Role of NT-proBNP in detection of myocardial damage in childhood leukemia survivors treated with and without anthracyclines
1 Institute of Pathological Physiology, School of Medicine, Comenius University, Sasinkova 4, 811 08, Bratislava, Slovak Republic
2 Department of Neonatology, Faculty Hospital, Nove Zamky, Slovak Republic
3 Department of Cardiology, Slovak Medical University and National Institute of Cardiovascular Diseases, Bratislava, Slovak Republic
Journal of Experimental & Clinical Cancer Research 2012, 31:86 doi:10.1186/1756-9966-31-86Published: 11 October 2012
Exposure to anthracyclines (ANT) during childhood represents a high risk for development of late cardiotoxicity. Cardiotoxicity is usually detected only when clinical symptoms or progressive cardiac dysfunction have already occurred. Early detection of cardiotoxicity may lead to better therapeutic outcome. N-terminal pro-brain natriuretic peptide (NTproBNP) has been hypothesized to reflect increased left ventricular wall stress before development of echocardiographic abnormalities. The aim of this study was to detect cardiac abnormalities using plasma NTproBNP and echocardiography in asymptomatic childhood leukemia survivors treated with or without cardiotoxic anthracycline therapy.

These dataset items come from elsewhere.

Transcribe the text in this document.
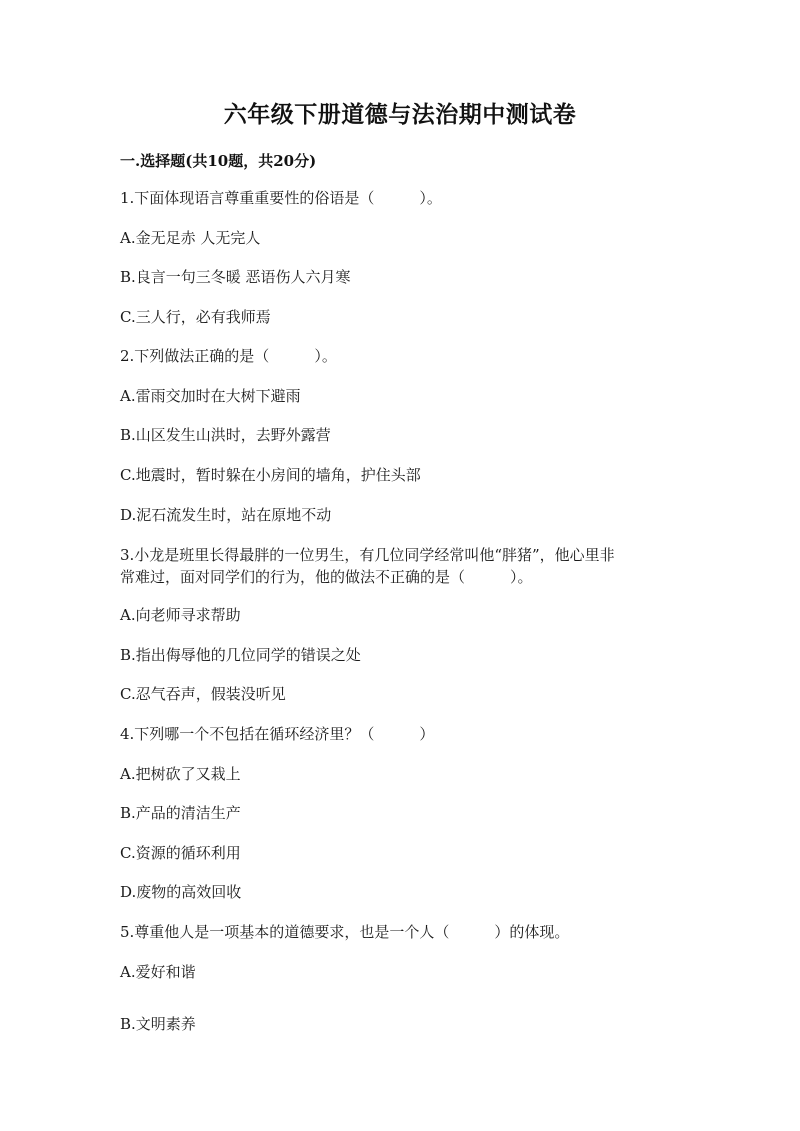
六年级下册道德与法治期中测试卷
一.选择题(共10题，共20分)
1.下面体现语言尊重重要性的俗语是（　　　）。
A.金无足赤 人无完人
B.良言一句三冬暖 恶语伤人六月寒
C.三人行，必有我师焉
2.下列做法正确的是（　　　）。
A.雷雨交加时在大树下避雨
B.山区发生山洪时，去野外露营
C.地震时，暂时躲在小房间的墙角，护住头部
D.泥石流发生时，站在原地不动
3.小龙是班里长得最胖的一位男生，有几位同学经常叫他“胖猪”，他心里非
常难过，面对同学们的行为，他的做法不正确的是（　　　）。
A.向老师寻求帮助
B.指出侮辱他的几位同学的错误之处
C.忍气吞声，假装没听见
4.下列哪一个不包括在循环经济里？（　　　）
A.把树砍了又栽上
B.产品的清洁生产
C.资源的循环利用
D.废物的高效回收
5.尊重他人是一项基本的道德要求，也是一个人（　　　）的体现。
A.爱好和谐
B.文明素养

Serum levels of NTproBNP were determined in 69 asymptomatic survivors of childhood leukemia treated with or without anthracyclines and in 44 apparently healthy controls. The survivors were divided into two treatment groups: 36 patients after chemotherapy containing anthracyclines (ANT) and 33 patients after chemotherapy without anthracyclines (nonANT). Levels of NTproBNP were measured by using the Elecsys 2010 immunoassay analyzer (Roche Diagnostics). Echocardiography using M-mode, two-dimensional and Doppler measurements were performed on the same day as blood samples were obtained for NTproBNP analysis in survivors.
Serum levels of NTproBNP were significantly higher in the ANT group than in controls (median 51.52 vs 17.37 pg/ml; p=0.0026). Survivors exposed to ANT had significantly increased levels of NTproBNP compared with patients treated without ANT (median 51.52 vs 12.24 pg/ml; p=0.0002). Female exposed and unexposed survivors had significantly higher NTproBNP levels than males. Four of the 36 survivors (11%) treated with ANT and two of the 33 patients (6%) not exposed to ANT had abnormal NTproBNP levels. Although no patient had echocardiographic abnormalities, significant differences were found in values of left ventricular ejection fraction (LVEF) and deceleration time (DT) between survivors treated with or without anthracyclines.
Higher levels of NTproBNP detected in childhood leukemia survivors after low anthracycline cumulative doses might reflect an initial stage of ANT cardiotoxicity before the development of echocardiographic abnormalities. Although the current studies support NTproBNP as one of the best available biochemical markers of late anthracycline cardiotoxicity, a possible strategy toward further improvement and combination with other cardiac biomarkers and novel echocardiographic methods should be explored in additional studies.